La mort du militant négationniste Robert Faurisson a braqué les projecteurs sur la ville où il est décédé, bien malgré elle. Sur Twitter notamment, beaucoup ont plaisanté sur le passé de Vichy, siège du gouvernement de collaboration mené par Philippe Pétain, pendant l'occupation nazie. Le maire, lui, n'en peut plus.

Fronton de la mairie de Vichy
Fronton de la mairie de Vichy © AFP / Thierry Zoccolan

Il y a des blagues qui ne font franchement pas rire ceux qui les subissent. Après la mort dimanche à Vichy de Robert Faurisson, qui avait consacré sa carrière à contester le génocide des juifs lors de la Seconde guerre mondiale, la ville a été de nouveau associée à un épisode sombre de son Histoire : le "régime de Vichy" mené par Pétain pendant l'Occupation.

Au point de profondément agacer, voire de provoquer la colère de nombreux habitants. Ont ainsi réagi plusieurs élus municipaux...

... des élus départementaux...

... mais aussi des journalistes sur place.

Pour Frédéric Aguilera, maire de la ville depuis 2017, ces réactions ne se limitent pas aux réseaux sociaux. "Je peux vous dire qu'à chaque fois que des médias, ou des politiques, même dans des discours très officiels, utilisent cette expression-là, systématiquement j'ai droit à des centaines de mails, de courriers, d'appels en mairie", se désole-t-il. "Parce que les Vichyssois sont vraiment exténués, énervés.
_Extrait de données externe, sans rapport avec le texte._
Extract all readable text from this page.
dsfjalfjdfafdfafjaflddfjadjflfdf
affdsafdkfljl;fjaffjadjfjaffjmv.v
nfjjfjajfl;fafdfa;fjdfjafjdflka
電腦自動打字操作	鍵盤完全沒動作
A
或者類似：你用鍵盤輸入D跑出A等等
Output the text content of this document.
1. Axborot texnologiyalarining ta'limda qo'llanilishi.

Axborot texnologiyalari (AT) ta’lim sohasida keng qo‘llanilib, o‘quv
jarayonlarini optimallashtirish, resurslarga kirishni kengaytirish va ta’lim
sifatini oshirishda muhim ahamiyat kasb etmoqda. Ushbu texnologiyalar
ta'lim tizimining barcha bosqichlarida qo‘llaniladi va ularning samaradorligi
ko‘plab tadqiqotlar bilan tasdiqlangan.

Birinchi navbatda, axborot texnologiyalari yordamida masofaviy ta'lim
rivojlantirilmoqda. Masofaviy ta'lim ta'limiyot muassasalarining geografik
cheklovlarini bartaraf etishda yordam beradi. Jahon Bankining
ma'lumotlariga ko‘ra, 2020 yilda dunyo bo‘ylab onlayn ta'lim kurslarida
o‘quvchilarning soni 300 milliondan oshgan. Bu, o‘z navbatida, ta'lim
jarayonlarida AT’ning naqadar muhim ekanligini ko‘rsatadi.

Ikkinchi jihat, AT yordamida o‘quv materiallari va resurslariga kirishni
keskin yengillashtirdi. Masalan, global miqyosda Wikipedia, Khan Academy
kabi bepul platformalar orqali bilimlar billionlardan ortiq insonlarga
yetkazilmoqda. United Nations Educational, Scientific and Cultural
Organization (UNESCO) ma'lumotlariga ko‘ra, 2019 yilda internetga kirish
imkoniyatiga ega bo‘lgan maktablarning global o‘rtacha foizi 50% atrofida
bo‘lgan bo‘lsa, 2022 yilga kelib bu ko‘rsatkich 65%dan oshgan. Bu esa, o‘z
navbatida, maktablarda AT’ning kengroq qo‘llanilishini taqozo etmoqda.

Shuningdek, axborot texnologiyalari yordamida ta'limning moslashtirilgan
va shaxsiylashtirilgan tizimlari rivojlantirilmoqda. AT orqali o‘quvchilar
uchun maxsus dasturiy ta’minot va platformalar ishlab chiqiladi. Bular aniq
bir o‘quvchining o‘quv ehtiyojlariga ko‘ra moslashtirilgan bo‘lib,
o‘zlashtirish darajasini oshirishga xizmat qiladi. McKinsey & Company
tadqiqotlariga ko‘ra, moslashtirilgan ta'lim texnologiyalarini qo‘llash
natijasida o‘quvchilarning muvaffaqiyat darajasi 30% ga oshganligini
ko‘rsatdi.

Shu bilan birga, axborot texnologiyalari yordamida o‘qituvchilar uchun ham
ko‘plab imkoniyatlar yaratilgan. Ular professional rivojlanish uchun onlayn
Il y a un vrai ras-le-bol."

"En permanence, le nom de la ville est utilisé pour résumer cette politique de l'État français et toutes les lois de collaboration. C'est extrêmement désagréable, et ça donne une image de notre ville qui ne correspond absolument pas à la réalité."

Surtout, selon l'élu LR, il y a là plus largement une manière commode de ne pas regarder tout un pan de l'Histoire française en face : celle d'un pays qui, contrairement à ce qu'en disait le général de Gaulle, n'était pas entièrement peuplé de résistants. _"Je pense que c'est aussi une volonté de la part d'un certain nombre de personnes d'utiliser cela, parce qu'_en disant que c'est à Vichy, donc pas à Paris, et comme ce n'était pas à Paris, ce n'est pas la France. Mais si, c'était l'État français ! À un moment, il faut que l'État français assume, qu'on arrête de rejeter, par ce vocabulaire-là, la responsabilité sur une petite ville d'Auvergne."